HighlightsBelize delegation attends 37th IDB Governors Meeting

by Charles Gladden

BELIZE CITY, Fri. Feb. 9, 2024

A delegation of government officials from Belize was in Antigua, Guatemala from February 5 to 6, attending the Inter-American Development Bank’s (IDB) 37th Meeting of Governors of the Central American Isthmus and the Dominican Republic.

The Belizean delegation was comprised of Hon. Christopher Coye, Minister of State for the Ministry of Finance, Economic Development, and Investment, who also led the delegation; Dr. Osmond Martinez, CEO of the Ministry of Economic Development; Mrs. Elvira Mendez, Belize Counselor at IDB; and H.E. Jose Alpuche, Belize’s ambassador to the Republic of Guatemala.

The meeting was centered on engaging in critical discussions on regional economic integration, infrastructure development, and bilateral cooperation.

The delegation from Belize met with Ilan Goldfajn, President of IDB, and discussed the IDB’s new institutional strategy supporting regional economic integration. Areas of integration opportunities underscored included the contemplated expansion of the Pacific Corridor Initiative to include Belize as an Atlantic/Caribbean Corridor and Southern Mexico access alternative.

“The topic was centered on regional integration, [and] they totally agreed that Belize now, not only becoming the main corridor to connect Central America to Mexico and the United States via road, but also the main distributor that can become to work as a regional integration for the Caribbean communities. Then, we can use our road infrastructures to connect Central America to North America …also our port, so that our port be more active, so that our port be modernized, to the point it can be automated, where it can be mobilized, a lot more goods that can serve as a regional hub,” said Dr. Martinez.

In another area of importance, the Central American Electric Interconnection System (SIEPAC) and renewable energy were discussed, to see the possibility of the country becoming a significant energy partner through SIEPAC, an interconnection project spanning six Central American countries.

Lastly, a discussion was held about the likelihood of monetizing carbon credits with IDB, serving the role of a market maker in this regard, as IDB has shown interest in the need to recognize Belize’s carbon credit as a natural capital asset.

During the two-day conference, the delegation met with Guatemala’s Minister of Public Finance, Jonathan Menkos, to discuss the formalization of the Jalacte Border in the Toledo District, along with enhancing the banking relationships between Belize and Guatemala, and streamlining the exportation of bananas to and through Guatemala to other Central American countries, including El Salvador.

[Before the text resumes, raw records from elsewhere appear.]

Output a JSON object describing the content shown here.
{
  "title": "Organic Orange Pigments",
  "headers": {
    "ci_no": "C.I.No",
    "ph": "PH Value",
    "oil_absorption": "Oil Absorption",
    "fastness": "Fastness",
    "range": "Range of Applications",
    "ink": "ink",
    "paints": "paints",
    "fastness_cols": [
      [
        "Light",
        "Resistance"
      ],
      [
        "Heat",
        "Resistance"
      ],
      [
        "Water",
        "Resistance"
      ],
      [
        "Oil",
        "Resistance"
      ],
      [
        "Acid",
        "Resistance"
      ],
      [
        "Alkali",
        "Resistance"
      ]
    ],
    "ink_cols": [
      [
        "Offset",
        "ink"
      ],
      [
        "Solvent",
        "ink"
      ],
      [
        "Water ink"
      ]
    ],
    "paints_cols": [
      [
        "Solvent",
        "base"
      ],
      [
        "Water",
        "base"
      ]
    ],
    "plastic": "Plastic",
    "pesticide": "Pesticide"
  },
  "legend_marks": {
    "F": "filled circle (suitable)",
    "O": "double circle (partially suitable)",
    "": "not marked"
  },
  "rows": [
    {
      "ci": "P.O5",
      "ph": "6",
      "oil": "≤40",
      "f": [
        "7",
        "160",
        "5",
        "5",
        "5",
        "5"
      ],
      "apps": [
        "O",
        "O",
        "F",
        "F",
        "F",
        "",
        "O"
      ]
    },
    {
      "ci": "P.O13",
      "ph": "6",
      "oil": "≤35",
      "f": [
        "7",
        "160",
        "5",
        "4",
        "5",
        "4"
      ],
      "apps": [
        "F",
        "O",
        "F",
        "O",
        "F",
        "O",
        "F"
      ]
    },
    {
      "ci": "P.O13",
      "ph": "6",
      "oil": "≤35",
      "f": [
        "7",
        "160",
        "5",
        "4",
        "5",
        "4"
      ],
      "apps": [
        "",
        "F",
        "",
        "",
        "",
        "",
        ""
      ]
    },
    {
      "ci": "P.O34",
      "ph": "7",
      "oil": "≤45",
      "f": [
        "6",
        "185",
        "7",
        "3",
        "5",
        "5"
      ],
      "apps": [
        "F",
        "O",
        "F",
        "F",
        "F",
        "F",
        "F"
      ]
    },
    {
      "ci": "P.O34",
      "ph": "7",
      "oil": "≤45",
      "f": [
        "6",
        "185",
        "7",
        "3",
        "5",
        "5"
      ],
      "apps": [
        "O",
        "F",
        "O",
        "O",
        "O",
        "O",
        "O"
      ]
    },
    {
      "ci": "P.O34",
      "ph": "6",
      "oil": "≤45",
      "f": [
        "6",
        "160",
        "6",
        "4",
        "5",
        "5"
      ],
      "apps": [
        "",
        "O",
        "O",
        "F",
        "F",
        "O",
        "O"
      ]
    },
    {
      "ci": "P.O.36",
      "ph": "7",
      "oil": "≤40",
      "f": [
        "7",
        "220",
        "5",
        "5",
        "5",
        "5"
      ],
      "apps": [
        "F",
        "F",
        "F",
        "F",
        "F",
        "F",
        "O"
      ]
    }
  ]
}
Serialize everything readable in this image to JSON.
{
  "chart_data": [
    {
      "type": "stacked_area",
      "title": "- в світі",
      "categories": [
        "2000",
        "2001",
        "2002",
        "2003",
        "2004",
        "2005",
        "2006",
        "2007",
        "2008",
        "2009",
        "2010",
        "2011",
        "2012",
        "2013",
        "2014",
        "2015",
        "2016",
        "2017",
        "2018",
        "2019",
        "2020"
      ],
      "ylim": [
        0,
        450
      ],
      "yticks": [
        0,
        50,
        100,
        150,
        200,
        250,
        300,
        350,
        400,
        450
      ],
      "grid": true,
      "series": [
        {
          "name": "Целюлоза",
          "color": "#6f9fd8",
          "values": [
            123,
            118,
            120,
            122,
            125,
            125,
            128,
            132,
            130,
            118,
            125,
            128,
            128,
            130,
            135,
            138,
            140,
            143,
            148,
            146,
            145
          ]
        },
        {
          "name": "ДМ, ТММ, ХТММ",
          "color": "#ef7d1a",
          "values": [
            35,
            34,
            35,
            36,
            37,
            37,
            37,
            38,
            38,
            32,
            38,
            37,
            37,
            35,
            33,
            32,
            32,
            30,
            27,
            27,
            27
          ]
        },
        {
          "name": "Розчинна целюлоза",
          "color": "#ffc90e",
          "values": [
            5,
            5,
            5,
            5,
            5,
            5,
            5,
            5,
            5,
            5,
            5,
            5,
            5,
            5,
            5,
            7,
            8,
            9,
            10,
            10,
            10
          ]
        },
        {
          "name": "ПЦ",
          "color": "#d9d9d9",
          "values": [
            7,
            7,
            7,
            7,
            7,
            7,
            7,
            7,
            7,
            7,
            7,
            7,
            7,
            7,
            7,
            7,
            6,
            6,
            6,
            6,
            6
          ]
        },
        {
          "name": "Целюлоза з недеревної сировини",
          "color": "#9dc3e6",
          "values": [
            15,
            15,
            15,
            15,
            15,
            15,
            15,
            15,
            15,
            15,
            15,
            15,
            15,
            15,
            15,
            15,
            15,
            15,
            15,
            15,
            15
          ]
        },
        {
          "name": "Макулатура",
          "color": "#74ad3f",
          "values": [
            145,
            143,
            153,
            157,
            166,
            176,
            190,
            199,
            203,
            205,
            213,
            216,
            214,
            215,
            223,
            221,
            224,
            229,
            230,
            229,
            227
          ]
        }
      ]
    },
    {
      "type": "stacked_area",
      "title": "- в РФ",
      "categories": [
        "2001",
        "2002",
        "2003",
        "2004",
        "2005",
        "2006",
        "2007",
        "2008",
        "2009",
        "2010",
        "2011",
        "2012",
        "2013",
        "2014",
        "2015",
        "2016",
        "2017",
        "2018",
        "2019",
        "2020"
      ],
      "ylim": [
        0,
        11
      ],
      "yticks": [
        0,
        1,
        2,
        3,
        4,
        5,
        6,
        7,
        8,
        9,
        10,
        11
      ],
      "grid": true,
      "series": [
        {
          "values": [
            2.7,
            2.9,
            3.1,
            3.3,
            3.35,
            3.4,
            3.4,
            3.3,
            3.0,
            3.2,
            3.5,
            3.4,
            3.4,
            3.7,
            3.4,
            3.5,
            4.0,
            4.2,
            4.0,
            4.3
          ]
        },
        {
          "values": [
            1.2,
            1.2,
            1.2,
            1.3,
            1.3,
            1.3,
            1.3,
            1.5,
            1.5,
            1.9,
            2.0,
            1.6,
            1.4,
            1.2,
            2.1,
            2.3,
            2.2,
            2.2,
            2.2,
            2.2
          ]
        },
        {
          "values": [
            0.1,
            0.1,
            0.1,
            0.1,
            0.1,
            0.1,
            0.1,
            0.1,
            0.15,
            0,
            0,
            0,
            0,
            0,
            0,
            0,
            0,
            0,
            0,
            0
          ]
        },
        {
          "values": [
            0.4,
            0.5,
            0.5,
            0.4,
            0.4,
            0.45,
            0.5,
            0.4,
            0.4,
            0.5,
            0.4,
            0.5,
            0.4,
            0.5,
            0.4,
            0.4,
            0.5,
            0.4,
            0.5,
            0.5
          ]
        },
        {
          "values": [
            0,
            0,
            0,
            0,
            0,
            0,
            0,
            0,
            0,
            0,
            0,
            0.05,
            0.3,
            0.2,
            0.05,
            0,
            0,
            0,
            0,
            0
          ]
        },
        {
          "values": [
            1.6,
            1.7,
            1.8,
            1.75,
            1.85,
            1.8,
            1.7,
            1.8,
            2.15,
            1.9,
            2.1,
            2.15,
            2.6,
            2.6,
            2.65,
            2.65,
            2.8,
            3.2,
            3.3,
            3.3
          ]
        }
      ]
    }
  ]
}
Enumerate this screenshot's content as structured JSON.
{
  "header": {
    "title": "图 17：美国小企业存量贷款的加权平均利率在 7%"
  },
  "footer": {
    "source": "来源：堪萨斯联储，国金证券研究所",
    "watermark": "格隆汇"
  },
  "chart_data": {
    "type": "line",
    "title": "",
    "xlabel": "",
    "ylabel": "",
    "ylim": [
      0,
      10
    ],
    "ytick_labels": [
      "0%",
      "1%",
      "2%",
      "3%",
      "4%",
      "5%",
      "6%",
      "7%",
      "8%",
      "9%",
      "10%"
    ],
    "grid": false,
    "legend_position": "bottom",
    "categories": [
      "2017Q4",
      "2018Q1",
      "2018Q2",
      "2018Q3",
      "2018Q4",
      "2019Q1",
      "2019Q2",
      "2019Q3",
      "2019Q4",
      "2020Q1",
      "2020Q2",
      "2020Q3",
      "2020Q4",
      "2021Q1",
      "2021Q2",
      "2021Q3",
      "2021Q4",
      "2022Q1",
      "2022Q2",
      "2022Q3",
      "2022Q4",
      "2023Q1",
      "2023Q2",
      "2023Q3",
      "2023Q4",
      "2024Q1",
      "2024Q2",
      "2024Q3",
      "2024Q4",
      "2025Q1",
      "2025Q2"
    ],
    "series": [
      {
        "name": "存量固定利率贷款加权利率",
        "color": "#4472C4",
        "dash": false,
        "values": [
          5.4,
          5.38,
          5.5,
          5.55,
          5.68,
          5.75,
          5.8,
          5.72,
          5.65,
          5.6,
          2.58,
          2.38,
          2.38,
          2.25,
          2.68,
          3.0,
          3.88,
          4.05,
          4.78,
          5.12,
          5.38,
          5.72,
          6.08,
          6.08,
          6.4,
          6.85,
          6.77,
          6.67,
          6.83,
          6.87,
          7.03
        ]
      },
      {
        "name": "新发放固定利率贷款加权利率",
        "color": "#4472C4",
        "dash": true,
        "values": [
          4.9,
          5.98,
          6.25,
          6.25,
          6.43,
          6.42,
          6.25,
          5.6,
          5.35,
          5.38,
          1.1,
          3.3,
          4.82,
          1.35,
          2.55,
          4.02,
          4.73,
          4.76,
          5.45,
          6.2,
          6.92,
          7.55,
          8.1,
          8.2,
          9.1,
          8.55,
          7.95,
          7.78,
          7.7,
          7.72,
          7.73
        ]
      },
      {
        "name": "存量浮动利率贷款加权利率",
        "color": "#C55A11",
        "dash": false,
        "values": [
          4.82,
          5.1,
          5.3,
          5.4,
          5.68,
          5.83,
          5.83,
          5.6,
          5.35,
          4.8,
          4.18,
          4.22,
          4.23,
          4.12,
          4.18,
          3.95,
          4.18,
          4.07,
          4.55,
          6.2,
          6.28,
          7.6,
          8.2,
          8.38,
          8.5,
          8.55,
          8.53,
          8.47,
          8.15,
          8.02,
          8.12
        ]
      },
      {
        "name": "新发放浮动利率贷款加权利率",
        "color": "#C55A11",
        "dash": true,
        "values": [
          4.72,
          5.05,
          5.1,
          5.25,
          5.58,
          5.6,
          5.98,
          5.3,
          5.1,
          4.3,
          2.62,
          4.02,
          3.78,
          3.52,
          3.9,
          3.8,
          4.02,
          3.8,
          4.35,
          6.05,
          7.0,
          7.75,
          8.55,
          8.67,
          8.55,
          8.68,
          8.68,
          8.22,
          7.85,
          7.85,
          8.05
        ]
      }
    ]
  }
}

“The Belizean market is small, so there [is] a lot of bananas that go to waste, and that’s not good for the productive sector because there [is] a lot of money that is being invested, in terms of producing the bananas. Therefore, when there are about 20% wasted bananas, that means there are 20% operational losses for the banana farmers. Hence, finding an opportunity to sell that 20% that wouldn’t qualify in the European market will alleviate some of the cashflow constraints that they have, and at the same time, help the country to generate more revenue and economic activities through the transportation of these bananas to the border,” Dr. Martinez added.

Note that the meeting of the Belize delegation was a constituency meeting, and the annual meeting will be held from March 6 to 10.